S.811, S.1130, and H.4776 are all versions of the so-called “Medical Ethics and Diversity Act,” which would allow health care professionals to discriminate against their patients and refuse to provide them care. These dangerous and far-reaching bills permits any person participating in health care service to deny care to their patients for any reason, without a medical justification. The health consequences of such a sweeping law could be catastrophic.
These bills are broad both in the types of services that can be denied and the range of people who are allowed to deny services. Some examples of the potential implications:
- Administrative staff could refuse to submit insurance claims for care to which they had an objection.
- A nurse could refuse to administer prescribed higher levels of pain medication because it could hasten end of life for a terminal patient.
- A doctor could refuse to maintain hormone treatments for a Transgender patient needing inpatient care for an infection.
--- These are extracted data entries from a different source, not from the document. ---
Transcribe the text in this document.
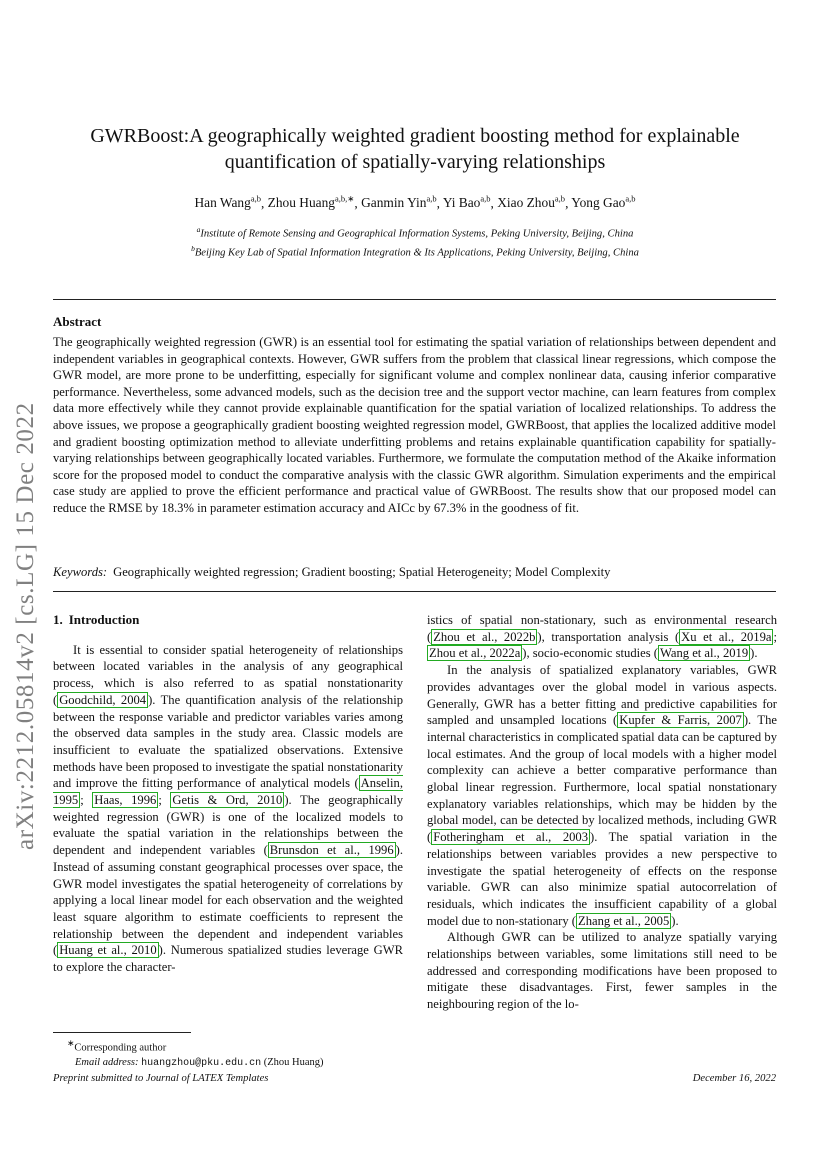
arXiv:2212.05814v2 [cs.LG] 15 Dec 2022
GWRBoost:A geographically weighted gradient boosting method for explainable quantification of spatially-varying relationships
Han Wang$^{a,b}$, Zhou Huang$^{a,b,∗}$, Ganmin Yin$^{a,b}$, Yi Bao$^{a,b}$, Xiao Zhou$^{a,b}$, Yong Gao$^{a,b}$
$^a$Institute of Remote Sensing and Geographical Information Systems, Peking University, Beijing, China
$^b$Beijing Key Lab of Spatial Information Integration & Its Applications, Peking University, Beijing, China
Abstract

The geographically weighted regression (GWR) is an essential tool for estimating the spatial variation of relationships between dependent and independent variables in geographical contexts. However, GWR suffers from the problem that classical linear regressions, which compose the GWR model, are more prone to be underfitting, especially for significant volume and complex nonlinear data, causing inferior comparative performance. Nevertheless, some advanced models, such as the decision tree and the support vector machine, can learn features from complex data more effectively while they cannot provide explainable quantification for the spatial variation of localized relationships. To address the above issues, we propose a geographically gradient boosting weighted regression model, GWRBoost, that applies the localized additive model and gradient boosting optimization method to alleviate underfitting problems and retains explainable quantification capability for spatially-varying relationships between geographically located variables. Furthermore, we formulate the computation method of the Akaike information score for the proposed model to conduct the comparative analysis with the classic GWR algorithm. Simulation experiments and the empirical case study are applied to prove the efficient performance and practical value of GWRBoost. The results show that our proposed model can reduce the RMSE by 18.3% in parameter estimation accuracy and AICc by 67.3% in the goodness of fit.

Keywords: Geographically weighted regression; Gradient boosting; Spatial Heterogeneity; Model Complexity
1. Introduction

It is essential to consider spatial heterogeneity of relationships between located variables in the analysis of any geographical process, which is also referred to as spatial nonstationarity ( Goodchild, 2004 ). The quantification analysis of the relationship between the response variable and predictor variables varies among the observed data samples in the study area. Classic models are insufficient to evaluate the spatialized observations. Extensive methods have been proposed to investigate the spatial nonstationarity and improve the fitting performance of analytical models ( Anselin, 1995 ; Haas, 1996 ; Getis & Ord, 2010 ). The geographically weighted regression (GWR) is one of the localized models to evaluate the spatial variation in the relationships between the dependent and independent variables ( Brunsdon et al., 1996 ). Instead of assuming constant geographical processes over space, the GWR model investigates the spatial heterogeneity of correlations by applying a local linear model for each observation and the weighted least square algorithm to estimate coefficients to represent the relationship between the dependent and independent variables ( Huang et al., 2010 ). Numerous spatialized studies leverage GWR to explore the character-

istics of spatial non-stationary, such as environmental research ( Zhou et al., 2022b ), transportation analysis ( Xu et al., 2019a ; Zhou et al., 2022a ), socio-economic studies ( Wang et al., 2019 ).

In the analysis of spatialized explanatory variables, GWR provides advantages over the global model in various aspects. Generally, GWR has a better fitting and predictive capabilities for sampled and unsampled locations ( Kupfer & Farris, 2007 ). The internal characteristics in complicated spatial data can be captured by local estimates. And the group of local models with a higher model complexity can achieve a better comparative performance than global linear regression. Furthermore, local spatial nonstationary explanatory variables relationships, which may be hidden by the global model, can be detected by localized methods, including GWR ( Fotheringham et al., 2003 ). The spatial variation in the relationships between variables provides a new perspective to investigate the spatial heterogeneity of effects on the response variable. GWR can also minimize spatial autocorrelation of residuals, which indicates the insufficient capability of a global model due to non-stationary ( Zhang et al., 2005 ).

Although GWR can be utilized to analyze spatially varying relationships between variables, some limitations still need to be addressed and corresponding modifications have been proposed to mitigate these disadvantages. First, fewer samples in the neighbouring region of the lo-

∗Corresponding author
Email address: huangzhou@pku.edu.cn (Zhou Huang)
Preprint submitted to Journal of LATEX Templates	December 16, 2022
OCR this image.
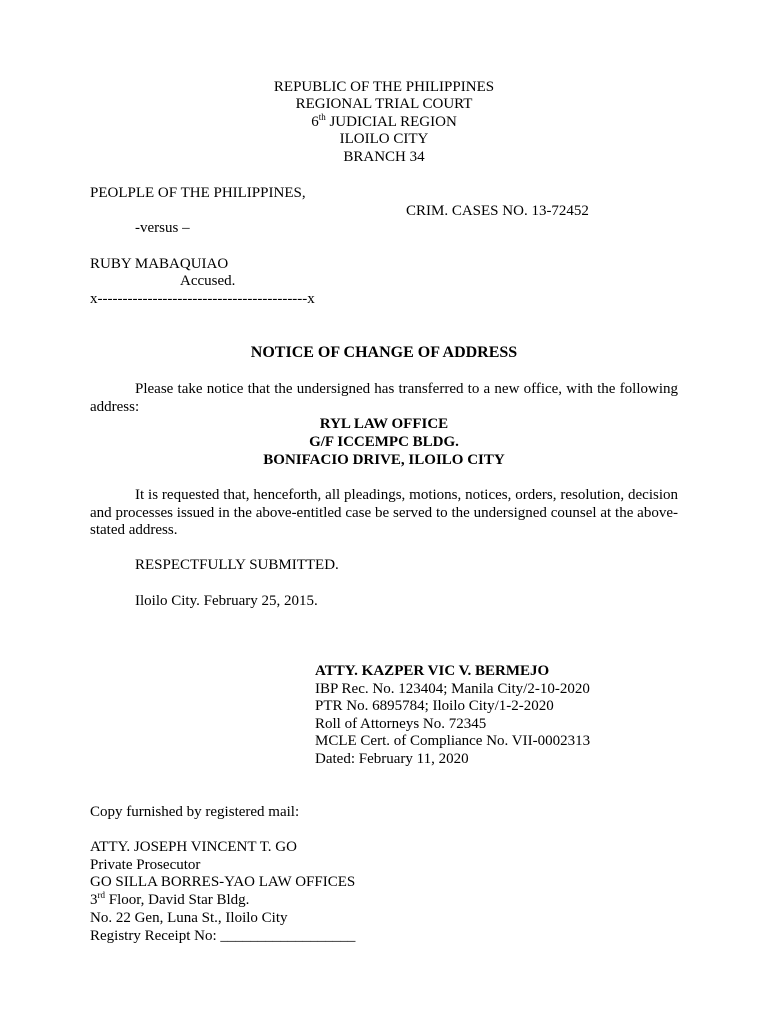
REPUBLIC OF THE PHILIPPINES
REGIONAL TRIAL COURT
6th JUDICIAL REGION
ILOILO CITY
BRANCH 34
PEOLPLE OF THE PHILIPPINES,
CRIM. CASES NO. 13-72452
-versus –
RUBY MABAQUIAO
Accused.
x------------------------------------------x
NOTICE OF CHANGE OF ADDRESS
Please take notice that the undersigned has transferred to a new office, with the following address:
RYL LAW OFFICE
G/F ICCEMPC BLDG.
BONIFACIO DRIVE, ILOILO CITY
It is requested that, henceforth, all pleadings, motions, notices, orders, resolution, decision and processes issued in the above-entitled case be served to the undersigned counsel at the above-stated address.
RESPECTFULLY SUBMITTED.
Iloilo City. February 25, 2015.
ATTY. KAZPER VIC V. BERMEJO
IBP Rec. No. 123404; Manila City/2-10-2020
PTR No. 6895784; Iloilo City/1-2-2020
Roll of Attorneys No. 72345
MCLE Cert. of Compliance No. VII-0002313
Dated: February 11, 2020
Copy furnished by registered mail:
ATTY. JOSEPH VINCENT T. GO
Private Prosecutor
GO SILLA BORRES-YAO LAW OFFICES
3rd Floor, David Star Bldg.
No. 22 Gen, Luna St., Iloilo City
Registry Receipt No: __________________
- A medical researcher could refuse to publish the results of a state funded study because the scientific evidence was in conflict with the researcher’s beliefs.
- A health plan could require a woman to have routine sex with a man for a year before paying for fertility treatments with no exceptions for same-sex couples.
WREN opposes these bills because everyone deserves access to health care, when and where they need it, without financial difficulty, discrimination, barriers or stigma.
UPDATE ON S.811:
On Thursday, February 10, 2022 a subcommittee of the SC Senate Medical Affairs Committee amended and advanced a new version of S.811. While they struck the previous version of the bill, which granted a broad “license to discriminate” to healthcare providers, they replaced it with an amendment that violates the South Carolina Constitution by stripping municipalities of the ability to enact ordinances for their general welfare. Based on previous comments from the bill’s sponsor and supporters, this amendment is viewed as an effort to sanction anti-LGBTQ ‘conversion therapy.’ We view the amended bill as an attempt to preempt municipalities in South Carolina from passing local ordinances that prohibit licensed therapists from subjecting minors to ‘conversion therapy,’ as Columbia, SC rightly did last summer.
On March 8th, 2022, extremist lawmakers introduced S.1130, a copy of S.811 as amended. S.811 has been stalled in the committee process for months, so S.1130 was introduced as a copy version of the bill to try to bypass the committee process. Both bills have the same effect.